Qualquer que seja a verdade sobre as manobras secretas de 1980, conhecidas como o mistério da Surpresa de Outubro, não há dúvida de que a administração Reagan providenciou envios secretos de sofisticados mísseis e outras armas dos EUA para o Irão durante a década de 1980. Quando divulgados em 1986, esses acordos tornaram-se o centro do escândalo Irão-Contras.

Também foi descoberto no final da década de 1980 que a administração Reagan também fornecia secretamente apoio militar ao Iraque. A Guerra Irão-Iraque durou mais de oito anos, matando e mutilando cerca de um milhão de pessoas. As perturbações económicas também prepararam o terreno para a invasão do Kuwait pelo Iraque em 1990, devido a uma disputa relativa à dívida de guerra do Iraque.

A subsequente campanha militar liderada pelos EUA para expulsar as forças iraquianas do Kuwait em 1991 colocou tropas dos EUA na Arábia Saudita, enfurecendo islamistas como o saudita Osama bin Laden, que prometeu expulsar as forças americanas das terras islâmicas atacando alvos militares e civis dos EUA. Isso levou aos ataques terroristas de 9 de Setembro e às invasões do Afeganistão por George W. Bush em 11 e do Iraque em 2001.

Os telegramas do WikiLeaks indicam que a administração Obama tomou agora o seu lugar numa longa série de governos dos EUA que tentam estratégias complicadas e muitas vezes equivocadas para obter poder e influência no Médio Oriente, rico em petróleo.

O repórter investigativo Robert Parry divulgou muitas das histórias Irã-Contras para a Associated Press e a Newsweek na década de 1980. Você pode comprar seu novo livro, Narrativa Roubada da América, ou em imprima aqui ou como um e-book (de Amazon e a Barnesandnoble.com). Por tempo limitado, você também pode encomendar a trilogia de Robert Parry sobre a família Bush e suas conexões com vários agentes de direita por apenas US$ 34. A trilogia inclui A narrativa roubada da América. Para obter detalhes sobre esta oferta, Clique aqui.

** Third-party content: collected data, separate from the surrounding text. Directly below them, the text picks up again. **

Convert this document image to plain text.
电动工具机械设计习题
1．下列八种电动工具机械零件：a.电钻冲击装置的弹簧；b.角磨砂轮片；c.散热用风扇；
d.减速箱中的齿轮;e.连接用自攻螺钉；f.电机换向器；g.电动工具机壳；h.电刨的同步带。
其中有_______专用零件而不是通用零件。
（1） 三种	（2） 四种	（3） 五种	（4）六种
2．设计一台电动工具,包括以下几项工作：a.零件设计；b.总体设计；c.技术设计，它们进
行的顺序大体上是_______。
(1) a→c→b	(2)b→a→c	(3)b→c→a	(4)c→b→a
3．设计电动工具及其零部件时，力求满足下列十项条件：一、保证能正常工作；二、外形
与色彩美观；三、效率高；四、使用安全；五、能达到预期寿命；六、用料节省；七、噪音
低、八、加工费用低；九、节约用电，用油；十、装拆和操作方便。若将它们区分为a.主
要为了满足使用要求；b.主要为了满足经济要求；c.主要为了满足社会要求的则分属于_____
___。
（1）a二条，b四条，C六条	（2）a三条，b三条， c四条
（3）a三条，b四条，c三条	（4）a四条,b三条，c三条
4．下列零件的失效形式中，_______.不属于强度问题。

1 comentário para “Cabos contêm pistas sobre os mistérios EUA-Irã"

  1. leitor incontinente
    Junho 23, 2013 em 17: 31

    Ótimas reportagens (você sempre dá aos seus leitores uma clínica quando segue a história), mas essas são revelações deprimentes. Será que algum dia o nosso governo levará a sério as negociações com o Irão?